Severe acute respiratory syndrome coronavirus 2 (SARS‐CoV‐2) spike S1 IgG response 6 weeks after the second vaccine.

This study provides insights into the limitations of immunization following a two‐dose regimen of Covid‐19 mRNA vaccine in SOT recipients. The key finding was a reduced antibody response 6 weeks after the second vaccination, with only 35% of SOT recipients having IgG levels interpreted as positive, which is considerably lower than recently reported by Boyarsky et al. [11]. Younger SOT recipients were more likely to develop an IgG antibody response following vaccination. The number of SOT recipients in this preliminary study was limited, and whether the level of immunosuppression is correlated to the immune response following vaccination cannot yet be determined. Finally, it is unknown whether even a minimal antibody response or a cellular response following vaccination can protect from developing severe Covid‐19 infection.

There are limited data on T‐cell responses after vaccination and its protective effect compared to humoral responses. Additionally, there are no standardized assays for the measurement of T‐cell vaccine responses. The T‐cell response rate in our population was extremely low, also when compared to a previous study [12]. This could be caused by the assay's performance, or the fact that SOT recipients are heavily treated with T‐cell immunosuppressants—especially calcineurin inhibitors [13]. The true T‐cell response might be underestimated, and our results need to be further studied in a larger cohort.

Our study was limited by a small sample size, the fact that all patients except one received the Pfizer vaccine and that the IgG antibody response was not measured between vaccinations.

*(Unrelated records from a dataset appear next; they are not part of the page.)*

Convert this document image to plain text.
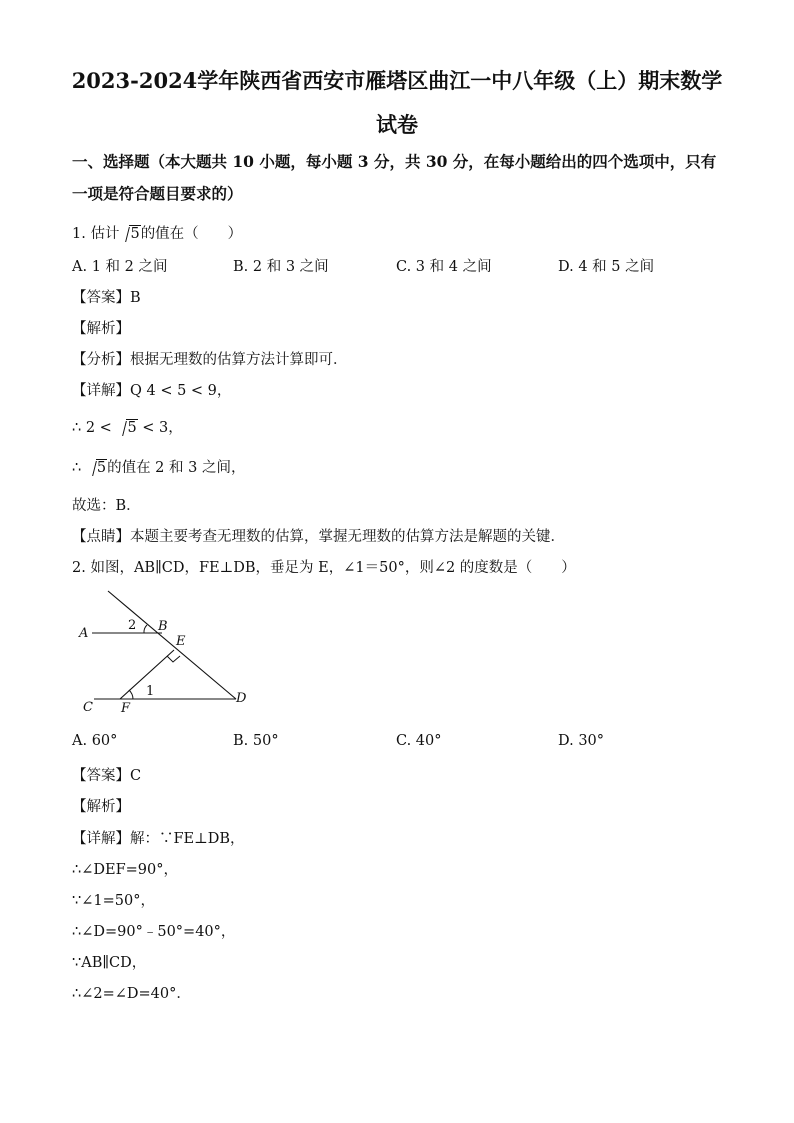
2023-2024学年陕西省西安市雁塔区曲江一中八年级（上）期末数学
试卷
一、选择题（本大题共 10 小题，每小题 3 分，共 30 分，在每小题给出的四个选项中，只有
一项是符合题目要求的）
1. 估计 5的值在（　　）
A. 1 和 2 之间	B. 2 和 3 之间	C. 3 和 4 之间	D. 4 和 5 之间
【答案】B
【解析】
【分析】根据无理数的估算方法计算即可．
【详解】Q 4 < 5 < 9，
∴ 2 < 5 < 3，
∴ 5的值在 2 和 3 之间，
故选：B．
【点睛】本题主要考查无理数的估算，掌握无理数的估算方法是解题的关键．
2. 如图，AB∥CD，FE⊥DB，垂足为 E，∠1＝50°，则∠2 的度数是（　　）
A	B
C
D
E
F
1
2
A. 60°	B. 50°	C. 40°	D. 30°
【答案】C
【解析】
【详解】解：∵FE⊥DB，
∴∠DEF=90°，
∵∠1=50°，
∴∠D=90°﹣50°=40°，
∵AB∥CD，
∴∠2=∠D=40°．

Protective levels of SARS‐CoV‐2 IgG antibodies after infection or vaccination have not yet been established, nevertheless, the majority of SOT recipients in this preliminary study had a poor response to the mRNA Covid‐19 vaccines. Our findings highlight that SOT recipients require continuous use of personal protective measurements even after vaccination and call for further studies to determine strategies to achieve effective immune responses in SOT recipients.

Conflict of interest

The authors declare that they have no conflict of interest.

Author contributions

Isik S. Johansen and Ulrik S. Justesen are responsible for the conception and design. Claus Bistrup, Rozeta Abazi, Jesper R. Davidsen and Mikael K. Poulsen collected the data. Anna C. Nilsson and Ulrik S. Justesen are responsible for the laboratory data. Isik S. Johansen and Susan O. Lindvig are responsible for the project administration. Janne F. Hansen and Inge K. Holden are responsible for the analysis. Inge K. Holden and Isik S. Johansen are responsible for the interpretation and the writing. All authors are responsible for the review and revision of the manuscript. All authors read and approved the final manuscript.